Il genere che vede il nome di Corman spiccare in modo più evidente è l’horror, che negli anni ’60 viene da lui monopolizzato con una serie di pellicole quali “La piccola bottega degli orrori”, “La città dei mostri”,”La vergine di cera” (dove Coppola e Nicholson esordiscono quali assistenti alla regia) e soprattutto il “ciclo di Poe” (il suo autore preferito appunto per la sua capacità di andare a fondo nell'anima nera degli uomini), al quale appartengono “I vivi e i morti”, “Il pozzo e il pendolo”, “Sepolto vivo”, “I racconti del terrore”, “La tomba di Ligeia”, “La maschera della morte rossa”(visivamente il migliore) e il divertentissimo “I maghi del terrore”: tutte pellicole sotto un certo punto di vista risibili , ma con un’abilità nell’uso dei colori e in genere nella fotografia che han fatto scuola e son ben superiori a quelle esibite dalla rivale inglese, la Hammer (quella di Terence Fisher – Christopher Lee – Peter Cushing, tanto per intenderci).
Tuttavia,  riteniamo che il genere in cui Corman dà il proprio meglio, come regista e come produttore, sia il gangster: anche se non può sbizzarrirsi con un uso barocco della cinepresa come nell’horror, egli ci propone storie avvincenti ottimamente interpretate e montate come “La legge del mitra”, “Il massacro del giorno di S. Valentino” e “Il clan dei Barker”, senza contare che negli stessi anni produce “America 1929, ammazzateli senza pietà” del giovanissimo Scorsese e l’ottimo “Dillinger” dell’esordiente John Milius, due pellicole che risentono moltissimo della scuola dalla quale provengono: dopo il boom dei film gangsteristici negli anni ’30, è Corman, con la sua Factory, a rilanciare il genere nell’era moderna, e Scorsese, con “Quei bravi ragazzi”, non lo dimentica.
Quando cambiano le regole produttive, negli anni ’80 e ’90, Corman si ritira, e oggi sono molti a rimpiangerlo e a invocare un suo ritorno dietro la macchina da presa.
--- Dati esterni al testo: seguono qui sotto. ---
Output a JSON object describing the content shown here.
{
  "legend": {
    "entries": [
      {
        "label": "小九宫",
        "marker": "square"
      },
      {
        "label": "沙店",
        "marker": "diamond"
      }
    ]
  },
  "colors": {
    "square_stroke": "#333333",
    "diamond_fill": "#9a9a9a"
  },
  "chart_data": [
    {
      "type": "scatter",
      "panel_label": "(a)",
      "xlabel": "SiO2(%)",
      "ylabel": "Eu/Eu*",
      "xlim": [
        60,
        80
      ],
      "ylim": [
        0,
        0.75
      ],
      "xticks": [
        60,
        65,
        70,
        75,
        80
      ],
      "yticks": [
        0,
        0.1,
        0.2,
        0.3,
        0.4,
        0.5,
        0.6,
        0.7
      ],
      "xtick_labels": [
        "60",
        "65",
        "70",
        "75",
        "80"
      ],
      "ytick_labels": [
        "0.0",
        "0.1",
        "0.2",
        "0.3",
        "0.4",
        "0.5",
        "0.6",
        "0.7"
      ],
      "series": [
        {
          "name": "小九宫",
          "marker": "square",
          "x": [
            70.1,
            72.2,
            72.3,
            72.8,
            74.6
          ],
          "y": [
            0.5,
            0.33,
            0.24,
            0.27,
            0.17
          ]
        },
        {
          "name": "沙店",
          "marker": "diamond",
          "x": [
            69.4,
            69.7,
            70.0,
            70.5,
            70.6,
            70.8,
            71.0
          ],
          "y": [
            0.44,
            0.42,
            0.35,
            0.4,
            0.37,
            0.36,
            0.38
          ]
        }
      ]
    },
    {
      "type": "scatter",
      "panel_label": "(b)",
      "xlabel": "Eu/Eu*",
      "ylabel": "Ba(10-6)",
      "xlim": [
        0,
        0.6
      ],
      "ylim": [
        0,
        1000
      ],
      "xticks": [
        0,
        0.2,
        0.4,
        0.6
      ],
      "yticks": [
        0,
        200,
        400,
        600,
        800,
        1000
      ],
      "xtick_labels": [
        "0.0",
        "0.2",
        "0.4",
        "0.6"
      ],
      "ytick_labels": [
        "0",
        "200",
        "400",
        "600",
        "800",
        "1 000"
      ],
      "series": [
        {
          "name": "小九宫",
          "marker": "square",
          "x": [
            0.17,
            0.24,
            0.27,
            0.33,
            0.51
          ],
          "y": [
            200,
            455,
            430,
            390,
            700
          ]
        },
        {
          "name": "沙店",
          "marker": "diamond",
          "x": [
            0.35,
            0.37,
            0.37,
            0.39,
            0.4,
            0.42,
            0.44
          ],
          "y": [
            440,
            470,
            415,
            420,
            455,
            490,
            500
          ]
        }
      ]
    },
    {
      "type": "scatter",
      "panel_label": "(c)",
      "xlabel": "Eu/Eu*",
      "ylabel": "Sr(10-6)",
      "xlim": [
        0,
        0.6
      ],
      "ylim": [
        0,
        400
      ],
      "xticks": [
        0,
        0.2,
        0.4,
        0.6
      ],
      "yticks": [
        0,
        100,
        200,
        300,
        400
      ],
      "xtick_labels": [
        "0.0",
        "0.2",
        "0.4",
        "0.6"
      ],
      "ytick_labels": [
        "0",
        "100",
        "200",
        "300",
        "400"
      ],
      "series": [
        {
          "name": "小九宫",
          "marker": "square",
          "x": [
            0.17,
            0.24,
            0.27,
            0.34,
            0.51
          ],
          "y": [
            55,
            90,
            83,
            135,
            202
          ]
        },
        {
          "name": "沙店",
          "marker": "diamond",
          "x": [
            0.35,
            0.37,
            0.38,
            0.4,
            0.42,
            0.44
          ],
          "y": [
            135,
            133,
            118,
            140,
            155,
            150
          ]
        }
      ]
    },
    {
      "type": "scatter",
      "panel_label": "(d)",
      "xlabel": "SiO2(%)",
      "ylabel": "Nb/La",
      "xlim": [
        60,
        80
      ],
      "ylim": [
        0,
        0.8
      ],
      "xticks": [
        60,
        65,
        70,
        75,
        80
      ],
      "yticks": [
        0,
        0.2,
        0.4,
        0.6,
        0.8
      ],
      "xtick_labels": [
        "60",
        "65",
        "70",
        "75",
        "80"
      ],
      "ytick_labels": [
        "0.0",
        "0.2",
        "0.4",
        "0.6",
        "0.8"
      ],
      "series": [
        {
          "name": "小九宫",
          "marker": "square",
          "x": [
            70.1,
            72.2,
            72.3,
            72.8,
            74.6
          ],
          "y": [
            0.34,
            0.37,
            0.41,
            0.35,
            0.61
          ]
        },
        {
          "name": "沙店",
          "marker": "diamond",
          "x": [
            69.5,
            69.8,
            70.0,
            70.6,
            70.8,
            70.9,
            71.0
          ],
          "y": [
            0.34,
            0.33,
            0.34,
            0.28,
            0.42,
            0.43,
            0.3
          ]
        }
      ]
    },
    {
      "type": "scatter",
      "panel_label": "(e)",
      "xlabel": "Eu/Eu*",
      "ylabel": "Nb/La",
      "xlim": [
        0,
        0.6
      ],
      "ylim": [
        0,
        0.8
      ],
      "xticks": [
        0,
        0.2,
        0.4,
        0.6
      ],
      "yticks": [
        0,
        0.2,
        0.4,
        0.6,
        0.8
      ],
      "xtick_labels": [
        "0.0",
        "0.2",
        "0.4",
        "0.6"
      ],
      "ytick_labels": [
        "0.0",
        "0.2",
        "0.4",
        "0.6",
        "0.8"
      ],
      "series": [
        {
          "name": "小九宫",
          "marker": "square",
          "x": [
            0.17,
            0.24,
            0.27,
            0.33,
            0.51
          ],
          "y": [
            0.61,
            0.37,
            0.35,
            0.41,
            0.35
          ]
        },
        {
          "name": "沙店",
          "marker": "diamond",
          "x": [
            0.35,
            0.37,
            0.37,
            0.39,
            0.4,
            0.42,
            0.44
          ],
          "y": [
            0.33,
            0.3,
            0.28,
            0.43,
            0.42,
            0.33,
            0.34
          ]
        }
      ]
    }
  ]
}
Oggi è un tranquillo, simpatico signore che non dimostra minimamente i suoi 83 anni e si appresta a sfruttare il nuovo mezzo di comunicazione, internet, per le sue creazioni ultra rapide(è in progetto un cortometraggio per halloween da mandare in rete: a ogni episodio il pubblico deciderà quale personaggio far morire e lui  scriverà e dirigerà il filmato apposito, che verrà messo on line la settimana seguente). La sua ultima prova su grande schermo invece è del 1990 (e già veniva dopo un ventennio di silenzio): è “Frankenstein Unbound – Oltre le barriere del tempo”, un miscuglio di horror e fantascienza che venne a girare in Lombardia. Visitammo il set, dove gli attori più che impegnati a recitare sembravano in allegra vacanza. È sempre stato il limite e il pregio dei film di Corman.